It’s true! Not just Microsoft but also Facebook, Apple and every other global company I would ever want to work for.
Well, when I say interview I mean that I am going to answer some of their questions that they ask during interviews – that counts, right?
Since this blog has just past its three year anniversary – I will be celebrating by allowing anyone to ask me anything and I will answer all during a Facebook Live or some other video medium in a few weeks.
In anticipation for this I came across an article sharing interview questions that top companies use. I will now answer these and if any of those companies read my answers to see if I “fit” with their company well that’s fine too!
13 Crazy Interview Questions That Awesome Companies Will Actually Ask You
Question: “25 racehorses, no stopwatch. 5 tracks. Figure out the top three fastest horses in the fewest number of races.”
Steve Says: I’d probably eithe ask John McCririck or failing that find a TARDIS/Delorian and use some kind of time travel option. Most likely the second option! Oh and by the way, I eventually get your office 🙂
Question: “Why are manhole covers round?”
Steve Says: Erm, because the hole is round?
Question: “If you were a pizza delivery man, how would you benefit from scissors?”

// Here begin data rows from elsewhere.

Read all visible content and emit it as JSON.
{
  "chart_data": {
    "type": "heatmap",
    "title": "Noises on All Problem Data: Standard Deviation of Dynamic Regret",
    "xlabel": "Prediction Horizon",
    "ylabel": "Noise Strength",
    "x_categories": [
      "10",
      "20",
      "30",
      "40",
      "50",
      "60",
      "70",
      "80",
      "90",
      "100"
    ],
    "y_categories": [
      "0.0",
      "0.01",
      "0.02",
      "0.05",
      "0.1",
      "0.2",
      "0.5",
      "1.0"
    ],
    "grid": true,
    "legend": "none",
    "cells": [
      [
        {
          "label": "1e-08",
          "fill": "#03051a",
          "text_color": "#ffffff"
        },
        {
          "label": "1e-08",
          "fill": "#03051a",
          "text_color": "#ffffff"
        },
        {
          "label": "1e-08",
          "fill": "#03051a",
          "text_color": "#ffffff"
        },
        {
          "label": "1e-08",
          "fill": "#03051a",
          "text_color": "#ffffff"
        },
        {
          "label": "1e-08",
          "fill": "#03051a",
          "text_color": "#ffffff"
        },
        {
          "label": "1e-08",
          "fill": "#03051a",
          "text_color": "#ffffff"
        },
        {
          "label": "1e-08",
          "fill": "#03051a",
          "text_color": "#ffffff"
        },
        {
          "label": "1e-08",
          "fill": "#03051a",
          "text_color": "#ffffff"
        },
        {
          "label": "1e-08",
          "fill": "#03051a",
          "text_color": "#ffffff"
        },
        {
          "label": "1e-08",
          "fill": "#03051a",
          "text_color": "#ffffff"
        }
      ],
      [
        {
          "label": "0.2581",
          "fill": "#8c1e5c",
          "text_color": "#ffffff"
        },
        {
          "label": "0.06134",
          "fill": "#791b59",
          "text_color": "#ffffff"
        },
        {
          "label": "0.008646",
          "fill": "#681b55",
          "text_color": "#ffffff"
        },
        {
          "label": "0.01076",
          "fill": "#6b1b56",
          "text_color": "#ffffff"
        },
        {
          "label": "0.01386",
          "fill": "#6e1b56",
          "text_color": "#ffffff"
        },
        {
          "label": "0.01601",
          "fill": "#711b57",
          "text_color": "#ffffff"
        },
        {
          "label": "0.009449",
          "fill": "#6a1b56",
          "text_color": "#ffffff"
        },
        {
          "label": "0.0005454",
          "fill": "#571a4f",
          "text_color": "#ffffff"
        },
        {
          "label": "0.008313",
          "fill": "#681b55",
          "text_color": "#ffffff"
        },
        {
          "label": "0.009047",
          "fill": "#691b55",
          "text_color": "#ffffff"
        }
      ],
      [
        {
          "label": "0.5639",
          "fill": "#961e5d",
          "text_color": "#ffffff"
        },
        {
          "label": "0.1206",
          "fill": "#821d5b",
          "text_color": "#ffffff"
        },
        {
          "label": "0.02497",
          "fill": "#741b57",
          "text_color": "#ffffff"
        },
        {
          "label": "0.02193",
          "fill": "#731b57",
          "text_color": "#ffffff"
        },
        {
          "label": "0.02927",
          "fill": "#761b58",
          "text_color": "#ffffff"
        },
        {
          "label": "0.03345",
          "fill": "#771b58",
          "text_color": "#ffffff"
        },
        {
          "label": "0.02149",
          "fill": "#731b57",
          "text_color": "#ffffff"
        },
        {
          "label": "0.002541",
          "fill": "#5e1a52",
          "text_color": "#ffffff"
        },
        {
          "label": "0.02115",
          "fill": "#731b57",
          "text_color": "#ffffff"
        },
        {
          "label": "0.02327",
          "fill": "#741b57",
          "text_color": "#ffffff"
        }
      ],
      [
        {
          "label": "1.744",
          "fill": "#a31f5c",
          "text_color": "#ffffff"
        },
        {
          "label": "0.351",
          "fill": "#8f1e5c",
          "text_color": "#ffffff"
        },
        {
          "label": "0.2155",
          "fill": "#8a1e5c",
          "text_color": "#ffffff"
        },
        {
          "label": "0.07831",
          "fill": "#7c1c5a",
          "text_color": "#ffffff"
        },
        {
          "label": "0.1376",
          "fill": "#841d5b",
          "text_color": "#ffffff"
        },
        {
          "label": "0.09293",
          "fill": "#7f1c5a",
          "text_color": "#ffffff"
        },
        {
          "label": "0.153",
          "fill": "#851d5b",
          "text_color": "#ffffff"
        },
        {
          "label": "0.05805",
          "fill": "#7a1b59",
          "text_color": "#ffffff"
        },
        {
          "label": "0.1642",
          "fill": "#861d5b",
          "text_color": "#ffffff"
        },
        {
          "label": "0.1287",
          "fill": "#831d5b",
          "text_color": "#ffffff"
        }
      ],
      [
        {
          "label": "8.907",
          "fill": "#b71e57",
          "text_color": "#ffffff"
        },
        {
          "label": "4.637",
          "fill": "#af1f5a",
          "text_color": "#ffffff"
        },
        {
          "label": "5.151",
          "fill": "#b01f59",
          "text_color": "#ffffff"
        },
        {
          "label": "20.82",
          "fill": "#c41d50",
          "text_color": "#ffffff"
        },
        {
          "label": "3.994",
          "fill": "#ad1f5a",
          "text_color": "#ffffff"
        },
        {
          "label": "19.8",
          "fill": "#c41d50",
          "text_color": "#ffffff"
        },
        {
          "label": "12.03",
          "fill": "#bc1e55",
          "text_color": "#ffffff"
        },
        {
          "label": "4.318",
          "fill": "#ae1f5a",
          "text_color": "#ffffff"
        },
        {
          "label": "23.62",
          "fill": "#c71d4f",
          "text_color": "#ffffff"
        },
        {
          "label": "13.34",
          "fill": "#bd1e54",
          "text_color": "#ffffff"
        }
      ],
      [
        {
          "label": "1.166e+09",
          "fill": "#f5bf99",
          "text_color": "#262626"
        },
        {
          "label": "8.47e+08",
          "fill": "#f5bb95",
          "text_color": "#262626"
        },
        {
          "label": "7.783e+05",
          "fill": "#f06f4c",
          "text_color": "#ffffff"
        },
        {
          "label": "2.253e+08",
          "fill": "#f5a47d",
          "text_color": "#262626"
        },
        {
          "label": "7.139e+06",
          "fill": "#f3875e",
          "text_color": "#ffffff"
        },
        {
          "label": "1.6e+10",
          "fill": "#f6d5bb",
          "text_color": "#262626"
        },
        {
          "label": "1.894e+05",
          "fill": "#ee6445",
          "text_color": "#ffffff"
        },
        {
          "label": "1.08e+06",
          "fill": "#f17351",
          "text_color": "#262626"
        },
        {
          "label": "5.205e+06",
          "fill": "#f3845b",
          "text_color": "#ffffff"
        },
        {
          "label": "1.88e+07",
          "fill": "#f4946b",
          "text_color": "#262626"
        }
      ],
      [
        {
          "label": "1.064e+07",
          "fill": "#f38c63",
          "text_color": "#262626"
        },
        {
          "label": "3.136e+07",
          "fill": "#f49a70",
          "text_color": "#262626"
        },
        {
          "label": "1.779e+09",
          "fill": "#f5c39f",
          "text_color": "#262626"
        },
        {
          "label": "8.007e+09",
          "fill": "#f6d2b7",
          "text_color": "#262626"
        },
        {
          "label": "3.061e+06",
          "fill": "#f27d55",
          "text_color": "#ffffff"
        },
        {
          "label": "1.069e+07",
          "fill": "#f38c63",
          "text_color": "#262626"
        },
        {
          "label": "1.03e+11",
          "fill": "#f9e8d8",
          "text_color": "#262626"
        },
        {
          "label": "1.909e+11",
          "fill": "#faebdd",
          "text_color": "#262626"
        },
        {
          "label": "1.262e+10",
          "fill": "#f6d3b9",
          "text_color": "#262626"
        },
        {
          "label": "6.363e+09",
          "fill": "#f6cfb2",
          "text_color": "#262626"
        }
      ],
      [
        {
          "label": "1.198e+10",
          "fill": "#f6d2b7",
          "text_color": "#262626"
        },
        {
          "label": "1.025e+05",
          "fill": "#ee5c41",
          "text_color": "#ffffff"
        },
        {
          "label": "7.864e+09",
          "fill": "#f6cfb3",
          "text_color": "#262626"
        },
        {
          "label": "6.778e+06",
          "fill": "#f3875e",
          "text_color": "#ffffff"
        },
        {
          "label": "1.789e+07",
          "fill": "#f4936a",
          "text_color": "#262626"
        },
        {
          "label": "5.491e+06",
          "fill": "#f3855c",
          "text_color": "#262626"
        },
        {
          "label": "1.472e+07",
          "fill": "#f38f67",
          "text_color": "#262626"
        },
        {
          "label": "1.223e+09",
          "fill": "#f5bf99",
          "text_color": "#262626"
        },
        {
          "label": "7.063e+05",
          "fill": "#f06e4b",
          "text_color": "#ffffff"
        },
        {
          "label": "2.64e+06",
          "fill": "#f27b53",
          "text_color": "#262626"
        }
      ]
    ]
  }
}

Steve Says: After each delivery I’d use them to cut time from my next delivery and be super fast!
Question: “How would you solve problems if you were from Mars?”
Steve Says: I am from Mars.
Question: “How would you test an elevator?”
Steve Says: From the outside.
Question: “How would you find the words that became obsolete in English language between 16th and 17th century? You may use a search engine.”
Steve Says: Okay I will. Thanks.
7. Trader Joe’s
Question: “What do you think of garden gnomes?”
Steve Says: I think the more you say gnome, the more it doesn’t sound like a word and just makes me laugh. Try it. Gnome, gnome, gnome!
8. Living Social
Question: “What’s your favorite song? Perform it for us now.”
Steve Says: It’s a classic by Simon & Garfunkel. Ready?
9. Urban Outfitters
Question: “You’re a new addition to the crayon box, what color would you be and why?”
Steve Says: Are they allowed to taste like their colour? If so I’d be lime. Ok, don’t tell me you never ate crayons as a kid? Kids all over the world will leap for joy when crayons actually taste nice too!
10. American Heart Association
Question: “What’s the color of money?”
Steve Says: I think it was a film? Oh no, wait – lime colour? Can I pass?
Question: “How would you direct someone else on how to cook an omelet?”
Steve Says: Direct them? Like, in a theatre? Ok – Break a leg? No wait, break an egg, lots of them!
12. Kraft Foods
Question: “On a scale from 1 to 10, rate me as an interviewer.”
Steve Says: Okay done! Oh sorry, do you want me to say it out loud. Okay 10!
Question: “Can you say ‘Peter Pepper Picked a Pickled Pepper’ and cross-sell a washing machine at the same time?”
Steve Says: Only if I can add that “Peter Pepper Also Pissed His Pants”
How would you answer these questions?